Holocaust survivor Berthe Cygelfarb brings awareness and education to Waterloo
Holocaust Education Week, which was hosted by Hillel Waterloo and Hillel Laurier and ended last week, featured a Holocaust survivor testimony at the University of Waterloo campus on Nov. 8.
Holocaust survivor Berthe Cygelfarb used the opportunity to discuss and share her personal experiences during the Shoah.
“My grandmother … talked about her times during the war — she was a hidden child in France — she also spoke about what was going on around her and in France [at this time],” said Kyle Cygelfarb.
Kyle is a second-year BBA student at Wilfrid Laurier University along with his brother Will Cygelfarb, fourth-year health science student at Laurier who were both present at the event in support of their grandmother.
Shedding light onto the untold horrors of the Holocaust and the genocide that occurred 70 years ago has become a yearly necessity through this education week in order to reach younger audiences and continue educating people on the atrocities that people faced during this tragic period of history.

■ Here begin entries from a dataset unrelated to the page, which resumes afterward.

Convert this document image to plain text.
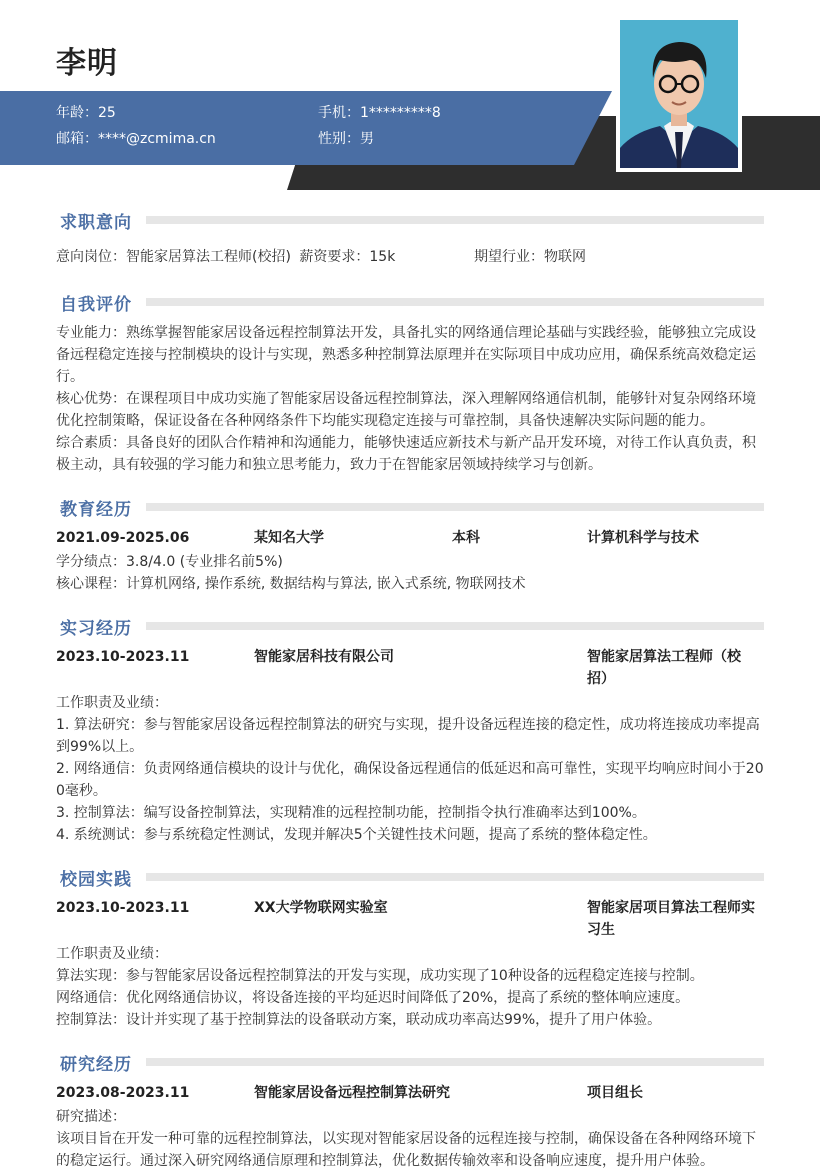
李明
年龄：25	手机：1*********8
邮箱：****@zcmima.cn	性别：男
求职意向
意向岗位：智能家居算法工程师(校招) 薪资要求：15k	期望行业：物联网
自我评价
专业能力：熟练掌握智能家居设备远程控制算法开发，具备扎实的网络通信理论基础与实践经验，能够独立完成设
备远程稳定连接与控制模块的设计与实现，熟悉多种控制算法原理并在实际项目中成功应用，确保系统高效稳定运
行。
核心优势：在课程项目中成功实施了智能家居设备远程控制算法，深入理解网络通信机制，能够针对复杂网络环境
优化控制策略，保证设备在各种网络条件下均能实现稳定连接与可靠控制，具备快速解决实际问题的能力。
综合素质：具备良好的团队合作精神和沟通能力，能够快速适应新技术与新产品开发环境，对待工作认真负责，积
极主动，具有较强的学习能力和独立思考能力，致力于在智能家居领域持续学习与创新。
教育经历
2021.09-2025.06	某知名大学	本科	计算机科学与技术
学分绩点：3.8/4.0 (专业排名前5%)
核心课程：计算机网络, 操作系统, 数据结构与算法, 嵌入式系统, 物联网技术
实习经历
2023.10-2023.11	智能家居科技有限公司	智能家居算法工程师（校
招）
工作职责及业绩：
1. 算法研究：参与智能家居设备远程控制算法的研究与实现，提升设备远程连接的稳定性，成功将连接成功率提高
到99%以上。
2. 网络通信：负责网络通信模块的设计与优化，确保设备远程通信的低延迟和高可靠性，实现平均响应时间小于20
0毫秒。
3. 控制算法：编写设备控制算法，实现精准的远程控制功能，控制指令执行准确率达到100%。
4. 系统测试：参与系统稳定性测试，发现并解决5个关键性技术问题，提高了系统的整体稳定性。
校园实践
2023.10-2023.11	XX大学物联网实验室	智能家居项目算法工程师实
习生
工作职责及业绩：
算法实现：参与智能家居设备远程控制算法的开发与实现，成功实现了10种设备的远程稳定连接与控制。
网络通信：优化网络通信协议，将设备连接的平均延迟时间降低了20%，提高了系统的整体响应速度。
控制算法：设计并实现了基于控制算法的设备联动方案，联动成功率高达99%，提升了用户体验。
研究经历
2023.08-2023.11	智能家居设备远程控制算法研究	项目组长
研究描述：
该项目旨在开发一种可靠的远程控制算法，以实现对智能家居设备的远程连接与控制，确保设备在各种网络环境下
的稳定运行。通过深入研究网络通信原理和控制算法，优化数据传输效率和设备响应速度，提升用户体验。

“There are so many Holocaust deniers out there and there’s been a lot of hate going around, like anti-semitism, a lot of anti-cultural, anti-sexual preferences [issues] — and it’s been going on for so long now. Recently, [with] the events that happened at Pittsburg, it kind of just relates back to what happened in World War Two,” Cygelfarb said.
“It’s very important to learn about these things to ensure that it will never happen again and also to kind of become a witness. I’d like to think of it as: [if] you’re hearing a holocaust survivor speak, you become a witness to what happened.”
“I think it’s extremely important to share your knowledge and share what you know, so something like this will never happen again.”
Eva Plach, associate history professor at Laurier, whose research interests include the history of Polish Jews, recognizes and stresses the importance of events such as this.
“I think if we talk about survivors, specifically … many survivors are dying or we have very few survivors left,” Plach said.
“It’s important to get their voices and understand what their specific experiences were like — and I think that’s the kind of thing that really resonates with students, right? To be able to hear personal stories and to move away from those big, general statements [you tend to hear].”
Plach, like Cygelfarb, believes that in a broader context, Holocaust Education Week is important to keep the memory of the Holocaust alive and to ensure that people — not just those of us who are younger — understand what really happened.
“There’s a contemporary moment right now where people are talking a lot about how politics can turn in particular directions and people are looking for historical precedents — not at all suggesting we’re moving toward a Holocaust,” Plach said.
“But I think people are interested in far-right politics, people are interested in the rise of fascism, people are interested in trying to understand how states and bureaucracies and governments can transform over time and transport people in different directions.”
From her perspective, Plach is heartened both as an academic and a person, to see there is still so much interest in Holocaust history, especially so many years after the fact.
It remains a reminder of the potential that humanity has to make terrible choices — and how we might work to recognize that in the future.
“I bristle, sometimes, at the idea that ‘oh, we need to know history so that we never repeat it,’ but I think there’s ultimately a little bit of truth in that. There is something that is everlastingly compelling about that statement: that if we understand context and if we take education seriously, then people are better equipped to analyze their own modern-day realities,” Plach said.